Si Wanita Pedang yang Diserbu Jurus Serangan Pajak
Sisi Susah Dua Perusahaan yang Sangat Sukses di Tiongkok (2)
Untuk memiliki rumah yang lagi ditawarkan di Shanghai ini, Anda harus
punya uang sedikitnya Rp 40 miliar. Dan kalau itu satu-satunya uang
Anda, maka ketika tinggal di rumah baru yang mewah itu nanti, Anda hanya
akan bisa makan mi rebus seumur hidup Anda. Sebab, harga rumah yang
ditawarkan tersebut Rp 39 miliar. Belum biaya lain-lain. Dari mana lagi
Anda bisa membeli makanan yang lebih mahal daripada mi rebus?
ITULAH guyonan orang Tiongkok yang belakangan ini memang gemar
membeli rumah. Baik untuk ditempati maupun untuk investasi. Tapi, rumah
yang ditawarkan developer Tomson Riviera di Shanghai ini memang
gila-gilaan, mewahnya dan juga mahalnya. Itulah rekor harga rumah
termahal di Shanghai, dan tentu juga di seluruh Tiongkok.
Tapi, Tomson Riviera bukan hanya sukses bikin rekor rumah termahal.
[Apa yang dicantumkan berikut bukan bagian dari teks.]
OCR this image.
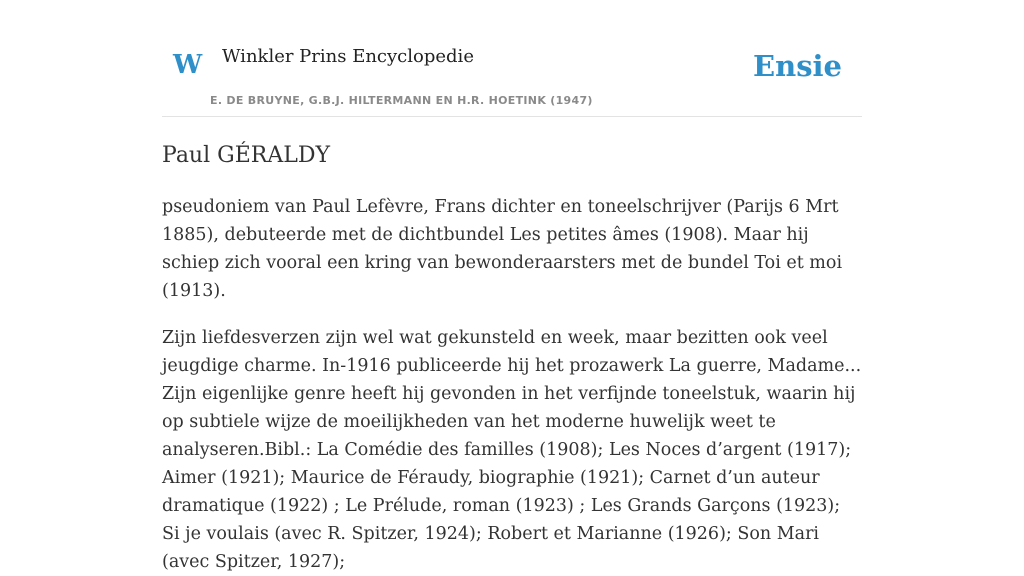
W Winkler Prins Encyclopedie
E. DE BRUYNE, G.B.J. HILTERMANN EN H.R. HOETINK (1947)
Ensie
Paul GÉRALDY

pseudoniem van Paul Lefèvre, Frans dichter en toneelschrijver (Parijs 6 Mrt 1885), debuteerde met de dichtbundel Les petites âmes (1908). Maar hij schiep zich vooral een kring van bewonderaarsters met de bundel Toi et moi (1913).

Zijn liefdesverzen zijn wel wat gekunsteld en week, maar bezitten ook veel jeugdige charme. In-1916 publiceerde hij het prozawerk La guerre, Madame... Zijn eigenlijke genre heeft hij gevonden in het verfijnde toneelstuk, waarin hij op subtiele wijze de moeilijkheden van het moderne huwelijk weet te analyseren.Bibl.: La Comédie des familles (1908); Les Noces d’argent (1917); Aimer (1921); Maurice de Féraudy, biographie (1921); Carnet d’un auteur dramatique (1922) ; Le Prélude, roman (1923) ; Les Grands Garçons (1923); Si je voulais (avec R. Spitzer, 1924); Robert et Marianne (1926); Son Mari (avec Spitzer, 1927);
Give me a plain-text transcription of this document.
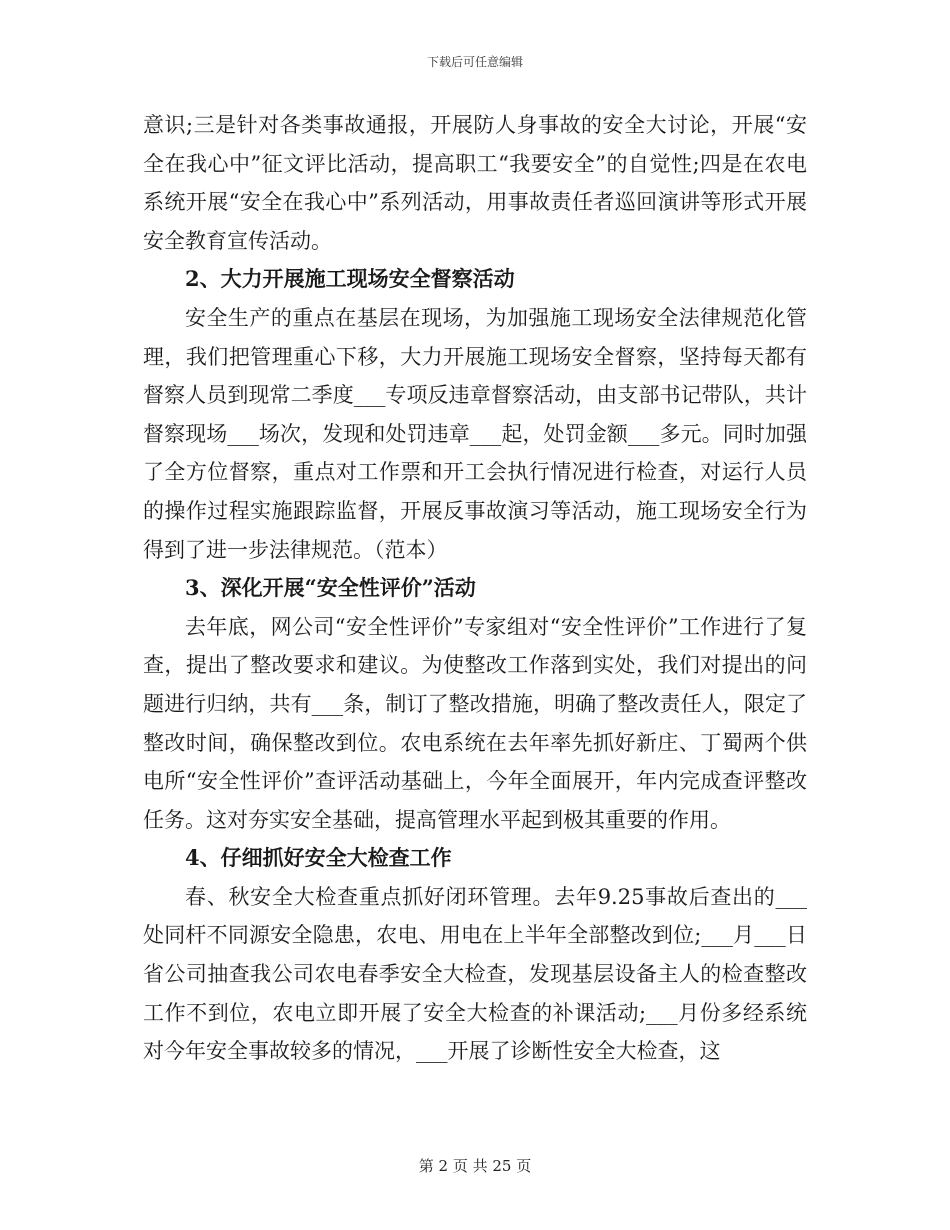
下载后可任意编辑

意识;三是针对各类事故通报，开展防人身事故的安全大讨论，开展“安全在我心中”征文评比活动，提高职工“我要安全”的自觉性;四是在农电系统开展“安全在我心中”系列活动，用事故责任者巡回演讲等形式开展安全教育宣传活动。

2、大力开展施工现场安全督察活动

安全生产的重点在基层在现场，为加强施工现场安全法律规范化管理，我们把管理重心下移，大力开展施工现场安全督察，坚持每天都有督察人员到现常二季度___专项反违章督察活动，由支部书记带队，共计督察现场___场次，发现和处罚违章___起，处罚金额___多元。同时加强了全方位督察，重点对工作票和开工会执行情况进行检查，对运行人员的操作过程实施跟踪监督，开展反事故演习等活动，施工现场安全行为得到了进一步法律规范。（范本）

3、深化开展“安全性评价”活动

去年底，网公司“安全性评价”专家组对“安全性评价”工作进行了复查，提出了整改要求和建议。为使整改工作落到实处，我们对提出的问题进行归纳，共有___条，制订了整改措施，明确了整改责任人，限定了整改时间，确保整改到位。农电系统在去年率先抓好新庄、丁蜀两个供电所“安全性评价”查评活动基础上，今年全面展开，年内完成查评整改任务。这对夯实安全基础，提高管理水平起到极其重要的作用。

4、仔细抓好安全大检查工作

春、秋安全大检查重点抓好闭环管理。去年9.25事故后查出的___处同杆不同源安全隐患，农电、用电在上半年全部整改到位;___月___日省公司抽查我公司农电春季安全大检查，发现基层设备主人的检查整改工作不到位，农电立即开展了安全大检查的补课活动;___月份多经系统对今年安全事故较多的情况，___开展了诊断性安全大检查，这

第 2 页 共 25 页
Perusahaan ini juga tercatat pemegang rekor yang lain: tidak mampu
menjual satu rumah pun selama enam bulan sejak launching-nya tahun lalu.
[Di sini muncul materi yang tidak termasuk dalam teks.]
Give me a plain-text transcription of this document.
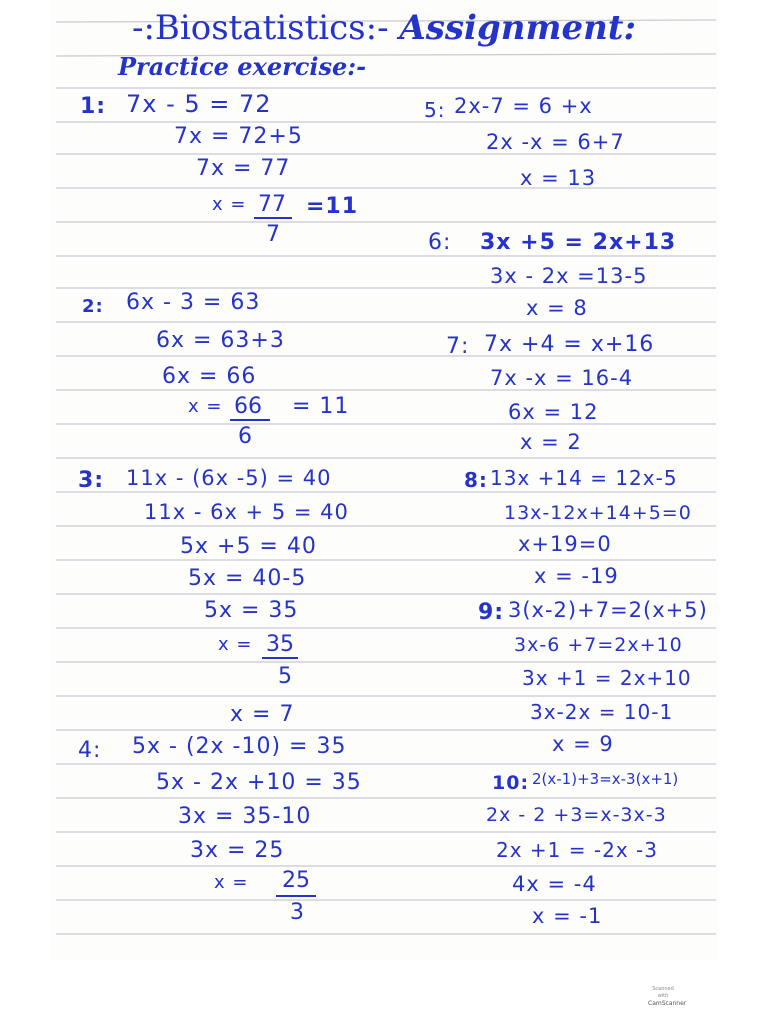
-:Biostatistics:- Assignment:
Practice exercise:-
1: 7x - 5 = 72
7x = 72+5
7x = 77
x = 77
7
=11
2: 6x - 3 = 63
6x = 63+3
6x = 66
x = 66
6
= 11
3: 11x - (6x -5) = 40
11x - 6x + 5 = 40
5x +5 = 40
5x = 40-5
5x = 35
x = 35
5
x = 7
4: 5x - (2x -10) = 35
5x - 2x +10 = 35
3x = 35-10
3x = 25
x = 25
3
5: 2x-7 = 6 +x
2x -x = 6+7
x = 13
6: 3x +5 = 2x+13
3x - 2x =13-5
x = 8
7: 7x +4 = x+16
7x -x = 16-4
6x = 12
x = 2
8: 13x +14 = 12x-5
13x-12x+14+5=0
x+19=0
x = -19
9: 3(x-2)+7=2(x+5)
3x-6 +7=2x+10
3x +1 = 2x+10
3x-2x = 10-1
x = 9
10: 2(x-1)+3=x-3(x+1)
2x - 2 +3=x-3x-3
2x +1 = -2x -3
4x = -4
x = -1
Scanned with
CamScanner
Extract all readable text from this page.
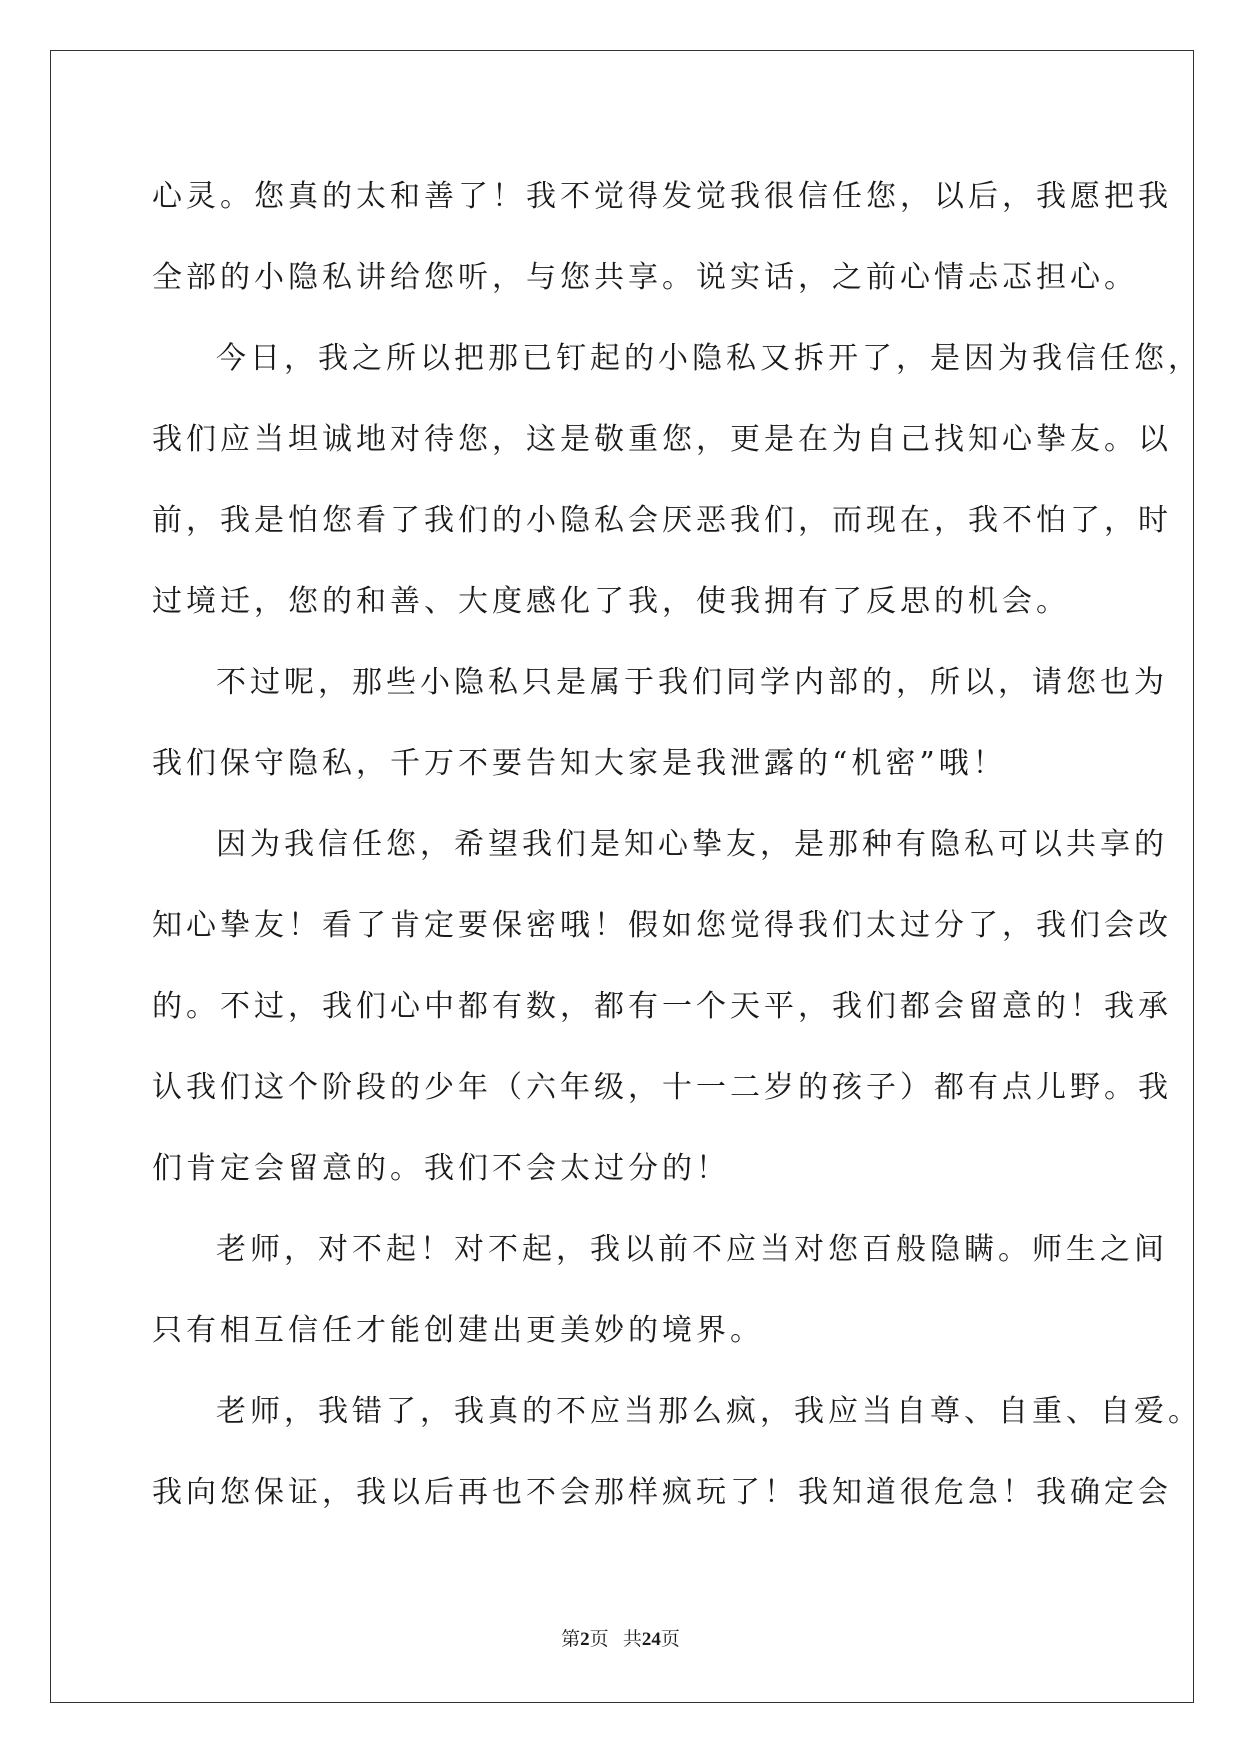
心灵。您真的太和善了！我不觉得发觉我很信任您，以后，我愿把我
全部的小隐私讲给您听，与您共享。说实话，之前心情忐忑担心。
今日，我之所以把那已钉起的小隐私又拆开了，是因为我信任您，
我们应当坦诚地对待您，这是敬重您，更是在为自己找知心挚友。以
前，我是怕您看了我们的小隐私会厌恶我们，而现在，我不怕了，时
过境迁，您的和善、大度感化了我，使我拥有了反思的机会。
不过呢，那些小隐私只是属于我们同学内部的，所以，请您也为
我们保守隐私，千万不要告知大家是我泄露的“机密”哦！
因为我信任您，希望我们是知心挚友，是那种有隐私可以共享的
知心挚友！看了肯定要保密哦！假如您觉得我们太过分了，我们会改
的。不过，我们心中都有数，都有一个天平，我们都会留意的！我承
认我们这个阶段的少年（六年级，十一二岁的孩子）都有点儿野。我
们肯定会留意的。我们不会太过分的！
老师，对不起！对不起，我以前不应当对您百般隐瞒。师生之间
只有相互信任才能创建出更美妙的境界。
老师，我错了，我真的不应当那么疯，我应当自尊、自重、自爱。
我向您保证，我以后再也不会那样疯玩了！我知道很危急！我确定会
第2页 共24页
Banyak alasan mengapa pemasarannya gagal total. Harga yang dipatok itu
memang dua kali lipat dari rekor harga termahal di Shanghai selama ini.
Banyak orang datang hanya untuk mengagumi, tapi tidak untuk membeli.
Ada juga yang menghubungkan kegagalan pemasarannya itu dengan
fengsui-nya. Ketika pembangunannya belum mencapai 50 persen, sebagian
konstruksinya sudah terbakar. Lalu, kompleks seluas dua hektare itu
dibangun tower yang jumlahnya empat. Apalagi yang dua tower berlantai 40
dan yang dua lagi berlantai 44. Angka serba empat (si) itulah yang
kalau diucapkan dalam bahasa Mandarin bunyinya mirip dengan kata mati
(si).
Tapi, Tomson Riviera belum akan mati. Setidaknya dalam waktu dekat.
Memang dia harus menghadapi badai demi badai, tapi bukankah semua
pengusaha juga mengalaminya? Mungkin, nasibnya memang lagi belum
beruntung. Ketika pembangunan kondominium itu hampir selesai, keluarlah
kebijaksanaan pemerintah yang tidak menguntungkan Tomson Riviera:
pemerintah ingin mengerem laju perkembangan harga rumah, terutama rumah
kelas atas. Pemerintah menilai pertumbuhan ekonomi yang sangat tinggi
tahun-tahun terakhir ini harus direm. Pertumbuhan ekonomi dari sektor
spekulasi harus yang paling ditekan. Harga rumah pun turun sampai 20
persen. Bahkan, untuk rumah kelas atas, penurunan itu mencapai 30
persen. Angka penjualan rumah pun terjun bebas. Pasar lesu. Apalagi
bursa saham panasnya tidak ketulungan. Orang yang kelebihan uang punya
pilihan lain.
Memang penjualan rumah di seluruh Shanghai naik lagi empat bulan
setelah kebijaksanaan itu. Sempat menjadi 500 unit sehari. Namun, masih
jauh dari puncak penjualan tahun 2005 yang sampai 1.000 rumah sehari.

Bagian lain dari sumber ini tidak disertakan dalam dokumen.